When you are dealing with a new wave of technologies, it is hard to predict - and as humans we tend to be overly optimistic about it.
MagicLeap needed breakthroughs in the lenses, processing, batteries, image processing and AI to make their glasses work.
There are a lot of variables when you try to pull off a project of this ambition - you are betting on the hardware, the software, the configuration of the sensors, the regulation, the compute, the cost - all working well to deliver your promise. So if the stars don’t align, you are NGMI.

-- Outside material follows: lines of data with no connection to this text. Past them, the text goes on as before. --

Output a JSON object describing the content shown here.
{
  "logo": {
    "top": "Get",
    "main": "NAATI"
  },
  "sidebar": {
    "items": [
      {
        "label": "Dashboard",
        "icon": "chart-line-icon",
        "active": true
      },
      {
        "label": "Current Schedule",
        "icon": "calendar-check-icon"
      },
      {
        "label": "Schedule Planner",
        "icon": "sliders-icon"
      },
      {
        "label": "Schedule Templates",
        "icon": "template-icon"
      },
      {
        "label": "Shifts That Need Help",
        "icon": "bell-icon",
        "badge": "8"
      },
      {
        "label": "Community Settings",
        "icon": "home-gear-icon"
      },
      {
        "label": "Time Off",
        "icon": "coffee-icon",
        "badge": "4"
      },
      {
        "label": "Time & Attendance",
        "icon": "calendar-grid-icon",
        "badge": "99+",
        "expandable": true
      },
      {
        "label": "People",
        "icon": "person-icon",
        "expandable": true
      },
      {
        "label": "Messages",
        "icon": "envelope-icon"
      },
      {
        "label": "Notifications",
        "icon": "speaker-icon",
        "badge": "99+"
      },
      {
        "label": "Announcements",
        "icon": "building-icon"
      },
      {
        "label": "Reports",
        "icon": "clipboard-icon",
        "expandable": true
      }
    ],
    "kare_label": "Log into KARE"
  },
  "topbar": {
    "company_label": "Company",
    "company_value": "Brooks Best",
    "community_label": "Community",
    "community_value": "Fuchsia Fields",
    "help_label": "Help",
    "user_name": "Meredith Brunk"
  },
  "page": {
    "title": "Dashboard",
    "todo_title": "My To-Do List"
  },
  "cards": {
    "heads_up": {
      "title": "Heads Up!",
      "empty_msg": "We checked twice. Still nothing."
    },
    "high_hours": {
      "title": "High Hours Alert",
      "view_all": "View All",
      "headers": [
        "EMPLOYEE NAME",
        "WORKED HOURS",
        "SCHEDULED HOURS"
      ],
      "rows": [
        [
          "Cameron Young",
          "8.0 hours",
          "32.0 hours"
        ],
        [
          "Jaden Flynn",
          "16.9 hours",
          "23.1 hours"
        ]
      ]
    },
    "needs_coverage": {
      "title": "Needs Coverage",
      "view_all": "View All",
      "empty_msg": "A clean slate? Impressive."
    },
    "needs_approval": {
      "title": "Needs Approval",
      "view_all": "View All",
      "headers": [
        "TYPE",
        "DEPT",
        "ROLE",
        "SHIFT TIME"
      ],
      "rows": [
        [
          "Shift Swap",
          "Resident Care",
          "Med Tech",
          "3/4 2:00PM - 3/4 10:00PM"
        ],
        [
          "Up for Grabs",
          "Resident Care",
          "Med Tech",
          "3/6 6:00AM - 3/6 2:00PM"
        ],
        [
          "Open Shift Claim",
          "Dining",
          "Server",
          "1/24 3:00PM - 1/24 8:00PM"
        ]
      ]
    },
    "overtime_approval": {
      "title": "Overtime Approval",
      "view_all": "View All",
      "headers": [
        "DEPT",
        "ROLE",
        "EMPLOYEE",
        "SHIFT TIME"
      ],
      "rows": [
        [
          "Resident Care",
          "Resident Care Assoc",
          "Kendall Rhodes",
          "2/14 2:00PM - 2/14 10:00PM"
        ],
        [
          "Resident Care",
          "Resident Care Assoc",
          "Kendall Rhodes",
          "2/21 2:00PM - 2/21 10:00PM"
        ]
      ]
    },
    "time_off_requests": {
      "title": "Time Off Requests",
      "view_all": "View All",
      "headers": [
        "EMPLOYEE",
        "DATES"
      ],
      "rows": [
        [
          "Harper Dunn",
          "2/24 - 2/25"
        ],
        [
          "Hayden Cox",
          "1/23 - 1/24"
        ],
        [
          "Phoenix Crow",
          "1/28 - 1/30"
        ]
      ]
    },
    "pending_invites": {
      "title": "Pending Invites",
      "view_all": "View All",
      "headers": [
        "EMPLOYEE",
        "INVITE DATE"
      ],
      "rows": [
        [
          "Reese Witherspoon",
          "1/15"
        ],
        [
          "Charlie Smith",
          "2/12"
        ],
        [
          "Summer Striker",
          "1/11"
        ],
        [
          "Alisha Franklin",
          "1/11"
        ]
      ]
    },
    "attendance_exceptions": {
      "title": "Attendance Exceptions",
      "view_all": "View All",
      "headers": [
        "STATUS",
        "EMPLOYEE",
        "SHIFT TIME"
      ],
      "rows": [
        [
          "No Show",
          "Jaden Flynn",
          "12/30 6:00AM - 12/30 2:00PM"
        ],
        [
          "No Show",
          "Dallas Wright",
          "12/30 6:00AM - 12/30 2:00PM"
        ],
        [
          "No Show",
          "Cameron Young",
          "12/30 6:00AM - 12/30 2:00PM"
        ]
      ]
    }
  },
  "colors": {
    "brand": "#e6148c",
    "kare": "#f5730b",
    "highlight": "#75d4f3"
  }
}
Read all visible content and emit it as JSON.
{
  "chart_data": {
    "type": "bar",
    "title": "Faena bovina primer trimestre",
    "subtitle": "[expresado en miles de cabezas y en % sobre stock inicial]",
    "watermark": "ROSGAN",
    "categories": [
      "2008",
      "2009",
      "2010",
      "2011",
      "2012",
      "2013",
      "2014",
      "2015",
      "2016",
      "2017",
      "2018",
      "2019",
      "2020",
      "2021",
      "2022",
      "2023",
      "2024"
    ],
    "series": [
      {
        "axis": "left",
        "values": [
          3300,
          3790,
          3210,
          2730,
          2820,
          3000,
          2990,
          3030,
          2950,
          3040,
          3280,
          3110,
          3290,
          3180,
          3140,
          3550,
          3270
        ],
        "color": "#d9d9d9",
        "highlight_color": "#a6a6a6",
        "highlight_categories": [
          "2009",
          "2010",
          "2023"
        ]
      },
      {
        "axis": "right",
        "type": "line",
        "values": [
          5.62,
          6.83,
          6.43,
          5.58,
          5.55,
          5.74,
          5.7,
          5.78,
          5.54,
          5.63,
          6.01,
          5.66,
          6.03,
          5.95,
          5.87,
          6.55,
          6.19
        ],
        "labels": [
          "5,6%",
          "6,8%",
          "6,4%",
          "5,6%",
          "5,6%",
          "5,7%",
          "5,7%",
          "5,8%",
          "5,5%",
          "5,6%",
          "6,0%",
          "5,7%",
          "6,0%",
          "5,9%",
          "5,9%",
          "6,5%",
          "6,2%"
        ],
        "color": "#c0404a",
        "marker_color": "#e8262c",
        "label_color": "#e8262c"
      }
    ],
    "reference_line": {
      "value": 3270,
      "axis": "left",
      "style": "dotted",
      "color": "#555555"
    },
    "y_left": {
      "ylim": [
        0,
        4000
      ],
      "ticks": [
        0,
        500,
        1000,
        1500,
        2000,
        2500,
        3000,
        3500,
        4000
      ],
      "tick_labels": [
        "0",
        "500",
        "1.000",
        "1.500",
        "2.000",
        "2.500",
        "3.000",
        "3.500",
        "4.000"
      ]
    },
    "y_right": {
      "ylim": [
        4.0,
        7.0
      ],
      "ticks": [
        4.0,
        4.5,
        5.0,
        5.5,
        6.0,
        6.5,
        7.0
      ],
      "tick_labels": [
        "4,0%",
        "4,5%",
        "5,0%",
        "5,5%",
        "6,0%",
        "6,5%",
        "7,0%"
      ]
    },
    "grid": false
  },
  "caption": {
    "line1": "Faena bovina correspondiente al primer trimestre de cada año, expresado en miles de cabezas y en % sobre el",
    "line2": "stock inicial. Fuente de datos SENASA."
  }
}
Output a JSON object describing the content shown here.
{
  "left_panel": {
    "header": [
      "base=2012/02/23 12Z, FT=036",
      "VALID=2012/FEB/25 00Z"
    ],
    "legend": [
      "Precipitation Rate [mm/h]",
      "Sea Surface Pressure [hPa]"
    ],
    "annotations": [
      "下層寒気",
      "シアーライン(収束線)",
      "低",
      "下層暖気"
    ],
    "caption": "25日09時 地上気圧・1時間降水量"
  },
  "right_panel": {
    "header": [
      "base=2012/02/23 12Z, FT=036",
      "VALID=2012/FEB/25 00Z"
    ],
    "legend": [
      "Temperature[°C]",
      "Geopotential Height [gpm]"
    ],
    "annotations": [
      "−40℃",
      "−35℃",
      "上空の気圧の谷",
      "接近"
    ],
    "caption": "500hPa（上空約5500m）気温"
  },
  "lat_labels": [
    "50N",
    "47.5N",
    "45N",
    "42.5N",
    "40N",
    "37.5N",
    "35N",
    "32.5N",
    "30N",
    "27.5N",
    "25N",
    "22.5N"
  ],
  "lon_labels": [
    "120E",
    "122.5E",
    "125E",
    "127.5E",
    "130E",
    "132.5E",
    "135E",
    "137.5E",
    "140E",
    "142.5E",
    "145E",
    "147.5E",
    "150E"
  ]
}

If you showing a novel product to the world, especially in the intersection of hardware and software, you will not know what you can deliver until you test the whole stack.
Even Apple, who is usually really good at delivering on promises, announced Apple Intelligence on its iPhone 15+ hardware, but has not delivered it as of 2025.
Same is the issue with NEO 1X - the core algorithms needed to make the robots autonomous today are not a solved problem. There have been interesting developments in VLA Models and World Models but they are nowhere close to full autonomy. Though the company says the Robot has all hardware needed for the future models work, it is not a sureity. It might need an upgrade in the camera resolution or processing power to use the models when they are ready.
Promising that this particular hardware is ready for deploying an algorithm and enabling features you have not tested yet is naive at best, and is most likely intentionally misleading. With NEO, I am tending towards the intentional misleading part.
Final Thoughts
Summarizing my thoughts on this topic from two perspectives. First as a early stage startup, and second as a consumer.
Your startup needs to make noise and garner interest both for early customer traction and for investor interest. So go ahead and paint a vision of future where your product rocks the customer’s world. Once you start asking for money for the product, things change. Take pre-orders when you are confident of hitting the market in the short term, and have actual confidence of going into production. Deliver the core features which define your product. It is ok to promise cool updates in the future, as long as they are not the core features and there is minimal technical challenge in implementing them. This ensures that you are able to actually able to deliver what you promised. Lastly, listen to your customers, and build things people want.
As a customer, buy the product only if it gives you what you want on day one. If you trust the company, go ahead and purchase it for the future features, but keep in mind that it might not happen for various reasons.
However, that does not mean you let companies off the hook for actually not delivering on promises. Email them, post it on their community and social media - show them you care for it. Might actually change their development priorities.